Do mutual funds pass on capital losses?
Robert Miller
Updated on March 17, 2026
Although mutual funds are not permitted to pass along their net capital losses to shareholders, they can carry the losses forward on their books, just as individual investors can for regular investments. In the past, funds could only carry forward capital losses for a maximum of eight years.
Do mutual funds have guaranteed capital?
Since mutual funds don’t guarantee you the capital protection of fixed returns but it provides you higher returns provided you need to stay long in your investments. Investors should not worry or become anxious about losing their money while investing in them.
Can you lose more than you invest in mutual funds?
You won’t lose more money than you invest, even if you only invest in one company and it goes bankrupt and stops trading. This is because the value of a share will only drop to zero, the price of a stock will not go into the negative. Investors aren’t likely to pay other people to take the stocks off them.
What happens when mutual funds get too big?
Mutual funds grow, and their growth may affect their performance. It is possible for a fund to grow so large that it’s unwieldy. It’s up to you to make sure to pick a fund with a strategy that matches your goals. If it becomes too big or too small to keep up its past performance, it could be time to bail out.

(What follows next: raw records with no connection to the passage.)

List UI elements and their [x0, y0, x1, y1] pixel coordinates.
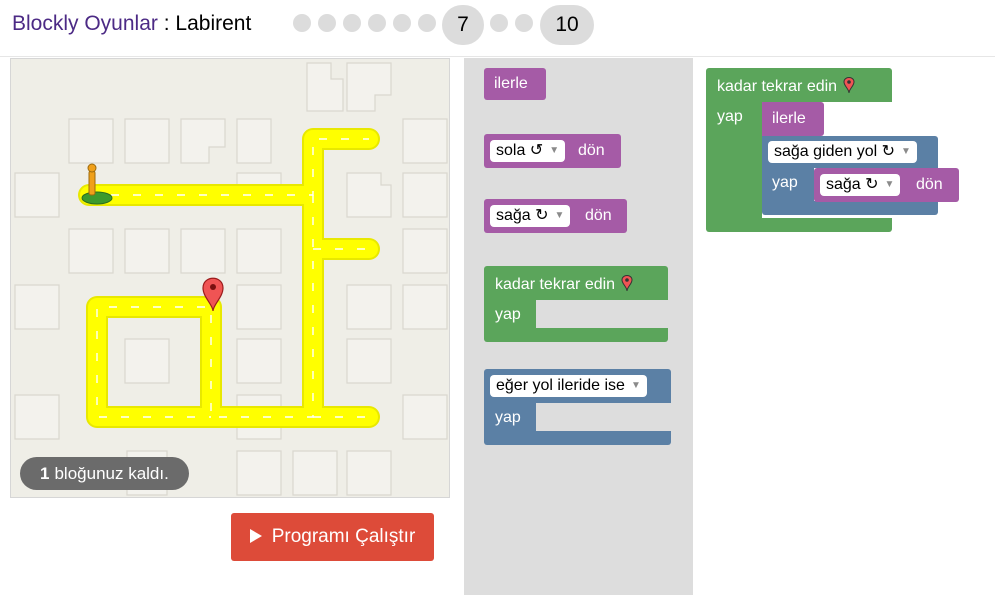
game-name: Labirent [175, 12, 252, 35]
ws-repeat-label-row: kadar tekrar edin [717, 76, 855, 96]
capacity-bubble: 1 bloğunuz kaldı. [20, 457, 189, 490]
run-button-label: Programı Çalıştır [271, 526, 416, 547]
title-separator: : [163, 12, 170, 35]
level-last-button[interactable]: 10 [540, 5, 594, 45]
page-title: Blockly Oyunlar : Labirent [12, 12, 251, 36]
if-do-label: yap [495, 409, 521, 426]
turn-left-dropdown[interactable]: sola ↺ ▼ [490, 140, 566, 162]
level-dot-8[interactable] [490, 14, 508, 32]
turn-right-value: sağa ↻ [496, 207, 549, 224]
dropdown-arrow-icon: ▼ [549, 145, 560, 156]
ws-repeat-header: kadar tekrar edin [706, 68, 892, 102]
if-footer [484, 431, 671, 445]
ws-forward-block[interactable]: ilerle [762, 102, 824, 136]
header: Blockly Oyunlar : Labirent 7 10 [0, 0, 995, 57]
repeat-footer [484, 328, 668, 342]
dropdown-arrow-icon: ▼ [884, 179, 895, 190]
repeat-label: kadar tekrar edin [495, 276, 616, 293]
app-name-link[interactable]: Blockly Oyunlar [12, 12, 158, 35]
ws-if-condition-dropdown[interactable]: sağa giden yol ↻ ▼ [768, 141, 917, 163]
level-dot-3[interactable] [343, 14, 361, 32]
turn-right-suffix: dön [585, 207, 612, 224]
maze-board [10, 58, 450, 498]
ws-turn-dropdown[interactable]: sağa ↻ ▼ [820, 174, 901, 196]
maze-svg [11, 59, 449, 497]
turn-left-suffix: dön [578, 142, 605, 159]
level-dot-1[interactable] [293, 14, 311, 32]
goal-pin-icon [621, 275, 633, 292]
level-dot-9[interactable] [515, 14, 533, 32]
if-condition-dropdown[interactable]: eğer yol ileride ise ▼ [490, 375, 647, 397]
capacity-text: bloğunuz kaldı. [54, 464, 169, 483]
ws-repeat-label: kadar tekrar edin [717, 78, 838, 95]
run-program-button[interactable]: Programı Çalıştır [231, 513, 434, 561]
ws-repeat-footer [706, 218, 892, 232]
dropdown-arrow-icon: ▼ [630, 380, 641, 391]
toolbox-turn-right-block[interactable]: sağa ↻ ▼ dön [484, 199, 627, 233]
repeat-header: kadar tekrar edin [484, 266, 668, 300]
ws-turn-right-block[interactable]: sağa ↻ ▼ dön [814, 168, 959, 202]
toolbox-turn-left-block[interactable]: sola ↺ ▼ dön [484, 134, 621, 168]
capacity-count: 1 [40, 464, 50, 483]
forward-label: ilerle [494, 75, 528, 92]
if-header: eğer yol ileride ise ▼ [484, 369, 671, 403]
ws-if-condition-value: sağa giden yol ↻ [774, 143, 896, 160]
if-condition-value: eğer yol ileride ise [496, 377, 625, 394]
dropdown-arrow-icon: ▼ [554, 210, 565, 221]
ws-if-do-label: yap [772, 174, 798, 191]
header-divider [0, 56, 995, 57]
level-dot-4[interactable] [368, 14, 386, 32]
toolbox-flyout: ilerle sola ↺ ▼ dön sağa ↻ ▼ dön kadar tek… [464, 58, 693, 595]
toolbox-forward-block[interactable]: ilerle [484, 68, 546, 100]
ws-repeat-do-label: yap [717, 108, 743, 125]
ws-forward-label: ilerle [772, 110, 806, 127]
ws-turn-suffix: dön [916, 176, 943, 193]
goal-pin-icon [843, 77, 855, 94]
play-icon [249, 529, 262, 543]
repeat-label-row: kadar tekrar edin [495, 274, 633, 294]
level-dot-6[interactable] [418, 14, 436, 32]
level-current-button[interactable]: 7 [442, 5, 484, 45]
level-dot-5[interactable] [393, 14, 411, 32]
ws-if-header[interactable]: sağa giden yol ↻ ▼ [762, 136, 938, 168]
level-dot-2[interactable] [318, 14, 336, 32]
ws-repeat-do-column: yap [706, 102, 762, 220]
ws-turn-value: sağa ↻ [826, 176, 879, 193]
dropdown-arrow-icon: ▼ [901, 146, 911, 157]
turn-left-value: sola ↺ [496, 142, 544, 159]
turn-right-dropdown[interactable]: sağa ↻ ▼ [490, 205, 571, 227]
ws-if-footer [762, 201, 938, 215]
blocks-workspace[interactable]: kadar tekrar edin yap ilerle sağa giden … [693, 58, 995, 595]
repeat-do-label: yap [495, 306, 521, 323]
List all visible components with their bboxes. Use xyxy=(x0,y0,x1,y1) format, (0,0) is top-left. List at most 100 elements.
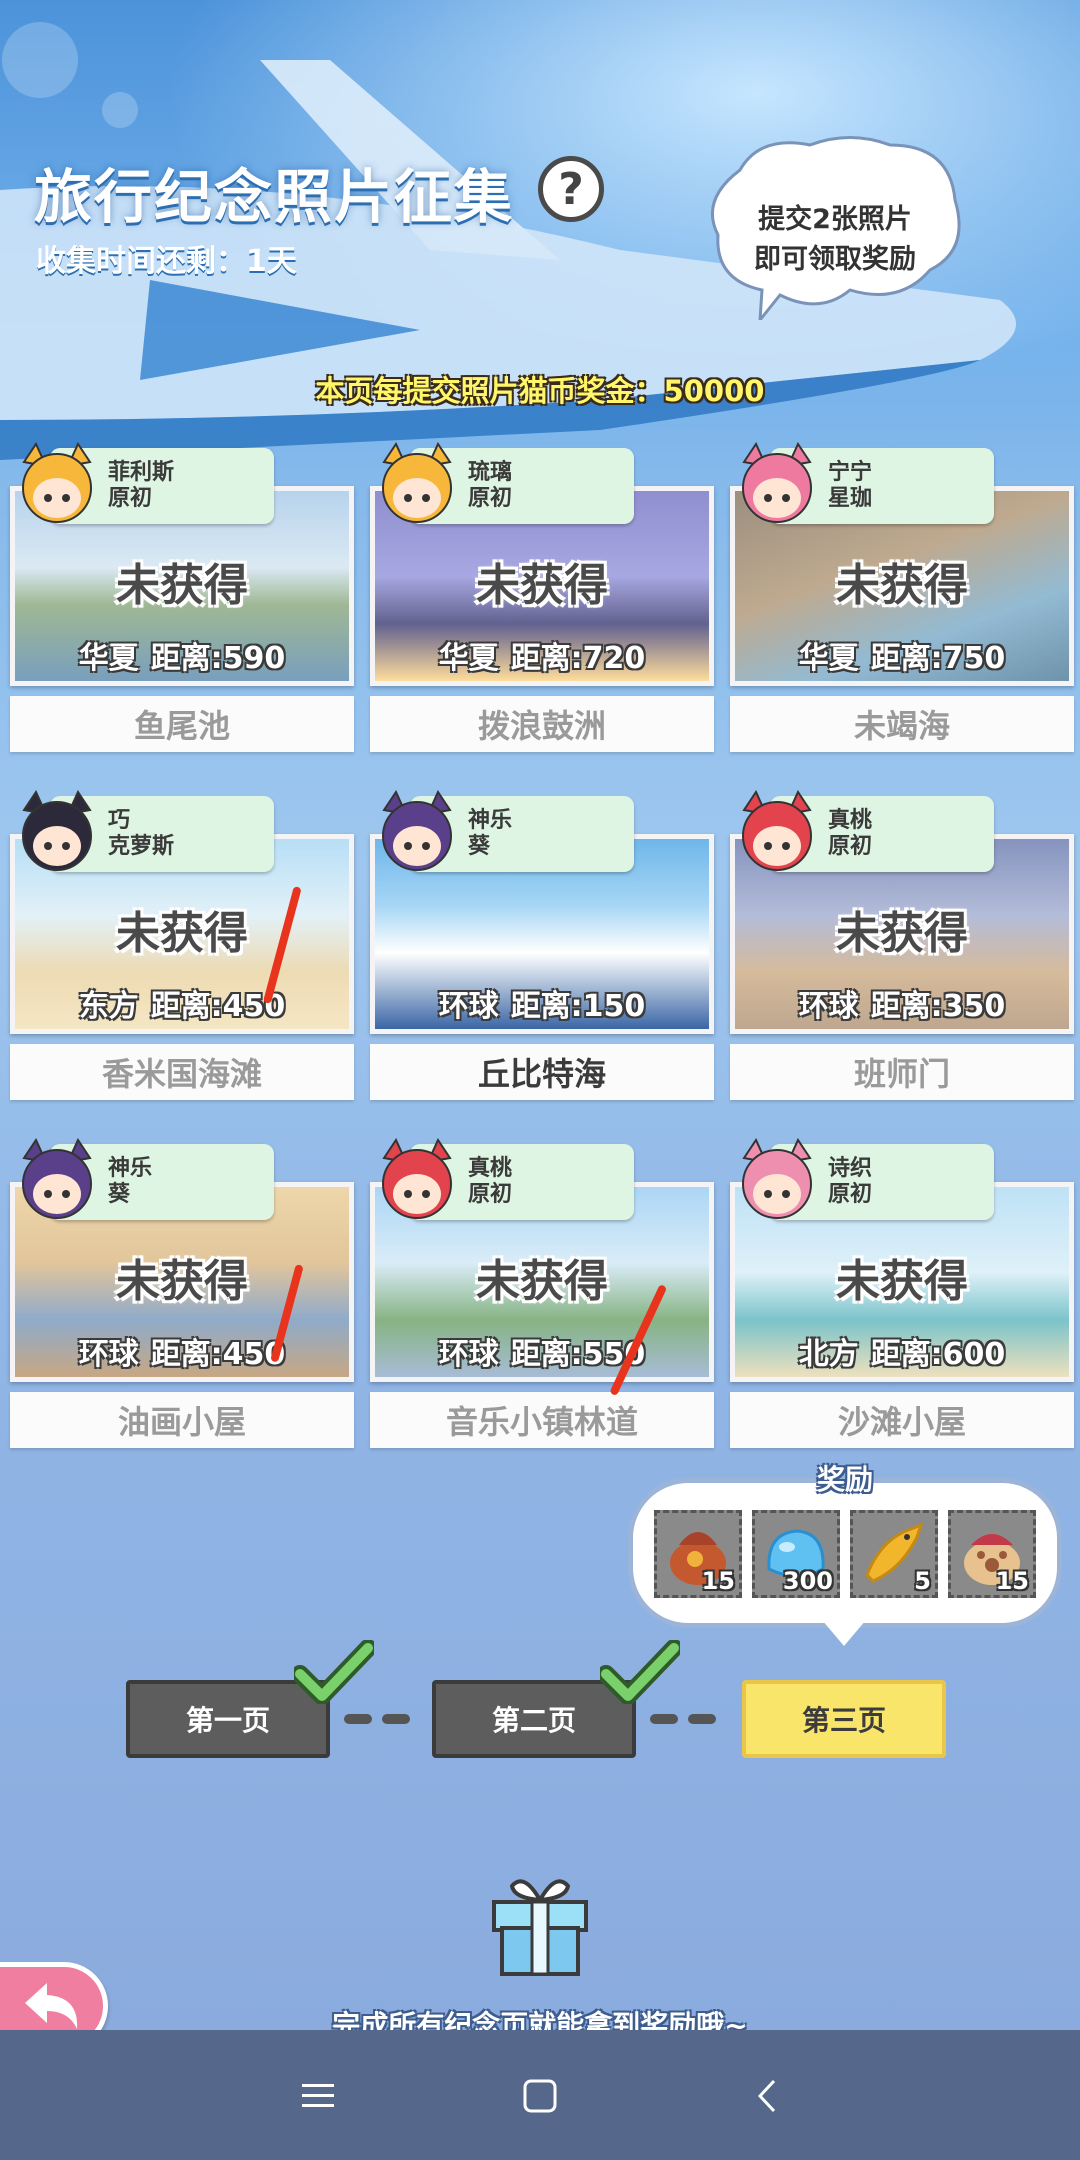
reward-item-paw-bag[interactable]: 15 xyxy=(948,1510,1036,1598)
location-name: 音乐小镇林道 xyxy=(370,1392,714,1448)
reward-item-fish[interactable]: 5 xyxy=(850,1510,938,1598)
location-info: 华夏 距离:590 xyxy=(15,633,349,677)
return-arrow-icon xyxy=(25,1983,78,2029)
question-mark-icon: ? xyxy=(558,163,584,215)
character-name-line2: 原初 xyxy=(468,1182,513,1207)
character-name-line2: 原初 xyxy=(828,1182,873,1207)
photo-card[interactable]: 未获得 环球 距离:350 班师门 真桃 原初 xyxy=(730,790,1074,1106)
character-name: 真桃 原初 xyxy=(468,1156,512,1208)
page-3-button[interactable]: 第三页 xyxy=(742,1680,946,1758)
region-label: 东方 xyxy=(78,989,139,1024)
region-label: 环球 xyxy=(438,989,499,1024)
home-icon[interactable] xyxy=(520,2076,560,2116)
distance-label: 距离:720 xyxy=(510,641,646,676)
region-label: 环球 xyxy=(798,989,859,1024)
location-info: 华夏 距离:750 xyxy=(735,633,1069,677)
help-button[interactable]: ? xyxy=(538,156,604,222)
character-avatar-icon xyxy=(22,442,92,523)
character-avatar-icon xyxy=(742,790,812,871)
location-name: 拨浪鼓洲 xyxy=(370,696,714,752)
page-connector xyxy=(650,1714,678,1724)
not-obtained-label: 未获得 xyxy=(476,560,608,611)
character-avatar-icon xyxy=(742,1138,812,1219)
coin-bonus-text: 本页每提交照片猫币奖金：50000 xyxy=(315,374,765,408)
distance-label: 距离:750 xyxy=(870,641,1006,676)
photo-card[interactable]: 未获得华夏 距离:590 鱼尾池 菲利斯 原初 xyxy=(10,442,354,758)
distance-label: 距离:350 xyxy=(870,989,1006,1024)
bubble-text: 提交2张照片 即可领取奖励 xyxy=(720,200,950,280)
photo-card[interactable]: 未获得 环球 距离:450 油画小屋 神乐葵 xyxy=(10,1138,354,1454)
page-connector xyxy=(688,1714,716,1724)
time-remaining: 收集时间还剩：1天 xyxy=(36,244,297,279)
location-name: 香米国海滩 xyxy=(10,1044,354,1100)
gift-box-icon[interactable] xyxy=(484,1868,596,1980)
reward-count: 5 xyxy=(914,1567,931,1595)
location-name: 沙滩小屋 xyxy=(730,1392,1074,1448)
character-name-line1: 真桃 xyxy=(468,1156,513,1181)
character-name: 神乐葵 xyxy=(108,1156,152,1208)
check-icon xyxy=(600,1640,680,1704)
character-avatar-icon xyxy=(382,1138,452,1219)
location-name: 未竭海 xyxy=(730,696,1074,752)
not-obtained-label: 未获得 xyxy=(116,908,248,959)
location-name: 丘比特海 xyxy=(370,1044,714,1100)
reward-item-blue-slime[interactable]: 300 xyxy=(752,1510,840,1598)
character-name-line2: 原初 xyxy=(108,486,153,511)
bubble-line-1: 提交2张照片 xyxy=(758,204,912,235)
reward-pointer xyxy=(822,1620,866,1646)
location-name: 班师门 xyxy=(730,1044,1074,1100)
character-avatar-icon xyxy=(22,790,92,871)
reward-item-treasure-bag[interactable]: 15 xyxy=(654,1510,742,1598)
distance-label: 距离:600 xyxy=(870,1337,1006,1372)
photo-card[interactable]: 未获得 环球 距离:550 音乐小镇林道 真桃 原初 xyxy=(370,1138,714,1454)
character-name: 真桃 原初 xyxy=(828,808,872,860)
character-name: 宁宁 星珈 xyxy=(828,460,872,512)
region-label: 华夏 xyxy=(78,641,139,676)
character-name: 琉璃 原初 xyxy=(468,460,512,512)
character-name-line2: 原初 xyxy=(468,486,513,511)
location-name: 油画小屋 xyxy=(10,1392,354,1448)
photo-card[interactable]: 未获得华夏 距离:720 拨浪鼓洲 琉璃 原初 xyxy=(370,442,714,758)
region-label: 环球 xyxy=(438,1337,499,1372)
character-name-line1: 琉璃 xyxy=(468,460,513,485)
character-name-line1: 宁宁 xyxy=(828,460,873,485)
character-name-line1: 诗织 xyxy=(828,1156,873,1181)
character-name: 神乐葵 xyxy=(468,808,512,860)
character-name-line2: 葵 xyxy=(108,1182,131,1207)
character-name-line1: 菲利斯 xyxy=(108,460,175,485)
photo-card[interactable]: 未获得华夏 距离:750 未竭海 宁宁 星珈 xyxy=(730,442,1074,758)
reward-count: 15 xyxy=(995,1567,1029,1595)
not-obtained-label: 未获得 xyxy=(836,560,968,611)
location-info: 环球 距离:550 xyxy=(375,1329,709,1373)
back-nav-icon[interactable] xyxy=(748,2076,788,2116)
distance-label: 距离:450 xyxy=(150,1337,286,1372)
location-info: 环球 距离:450 xyxy=(15,1329,349,1373)
page-connector xyxy=(382,1714,410,1724)
distance-label: 距离:150 xyxy=(510,989,646,1024)
photo-card[interactable]: 未获得 北方 距离:600 沙滩小屋 诗织 原初 xyxy=(730,1138,1074,1454)
region-label: 华夏 xyxy=(438,641,499,676)
page-connector xyxy=(344,1714,372,1724)
character-name: 诗织 原初 xyxy=(828,1156,872,1208)
reward-title: 奖励 xyxy=(816,1463,873,1496)
reward-count: 300 xyxy=(782,1567,833,1595)
location-info: 环球 距离:350 xyxy=(735,981,1069,1025)
page-title: 旅行纪念照片征集 xyxy=(34,163,515,231)
character-name-line2: 葵 xyxy=(468,834,491,859)
check-icon xyxy=(294,1640,374,1704)
character-name-line2: 克萝斯 xyxy=(108,834,175,859)
character-name-line2: 原初 xyxy=(828,834,873,859)
region-label: 北方 xyxy=(798,1337,859,1372)
character-avatar-icon xyxy=(742,442,812,523)
location-name: 鱼尾池 xyxy=(10,696,354,752)
photo-card[interactable]: 未获得 东方 距离:450 香米国海滩 巧克萝斯 xyxy=(10,790,354,1106)
location-info: 华夏 距离:720 xyxy=(375,633,709,677)
distance-label: 距离:590 xyxy=(150,641,286,676)
bubble-line-2: 即可领取奖励 xyxy=(754,244,916,275)
menu-icon[interactable] xyxy=(298,2076,338,2116)
not-obtained-label: 未获得 xyxy=(116,560,248,611)
character-name-line1: 神乐 xyxy=(468,808,513,833)
location-info: 东方 距离:450 xyxy=(15,981,349,1025)
region-label: 环球 xyxy=(78,1337,139,1372)
photo-card[interactable]: 环球 距离:150 丘比特海 神乐葵 xyxy=(370,790,714,1106)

Can you claim a loss on mutual funds?
If you have incurred a long term capital loss on selling shares or equity mutual fund units after 31.3. 2018 then you can set them off against any LTCG. As profits/gains on long term shares or equity funds are now taxable in excess of Rs. 1 lakh.
Are mutual funds taxed twice?
A: A mutual fund doesn’t pay taxes on capital gains of stocks sold during the year. You do. By law, the fund must distribute all income from dividends, interest and capital gains to the fund’s shareholders. This isn’t double taxation.
Is it a good time to invest in mutual funds?
There is no best time as such for investing in mutual funds. Individuals can make investments in mutual funds as and when they wish. But it is always better to catch the funds at a lower NAV rather than higher price. It will not only maximise your returns but also lead to higher wealth accumulation.
Can a mutual fund go to zero?
In theory, a mutual fund could lose its entire value if all the investments in its portfolio dropped to zero, but such an event is unlikely. However, mutual funds can lose value, as each is designed to assume certain risk levels or target certain markets.
Can a loss on a mutual fund be used for capital gains?
You can use the losses on your mutual fund to offset any capital gains you have on mutual funds in your portfolio, whether they were realized or distributed. The Internal Revenue Service doesn’t discriminate when it comes to capital gains.
How is a loss on a mutual fund reported?
A loss on a mutual fund investment is included in the capital gains and losses reporting on your income tax return. Realized Vs. Unrealized Loss To claim a loss from your mutual fund investment, you must have “realized” the loss — that is, you must have sold some or all of the shares before the end of the year.
What to do when you have a capital gain or loss?
Let’s say you sold a piece of real estate, a business, or a mutual fund or stock with a large capital gain. You might be able to rearrange other investment holdings you have for the purpose of generating losses to offset your capital gain. This works best with mutual funds and exchange-traded funds.
When to realize a capital loss for tax reasons?
One reason you might consider intentionally realizing capital losses would be if you were incurring large capital gains in the same tax year. Let’s say you sold a piece of real estate, a business, or a mutual fund or stock with a large capital gain.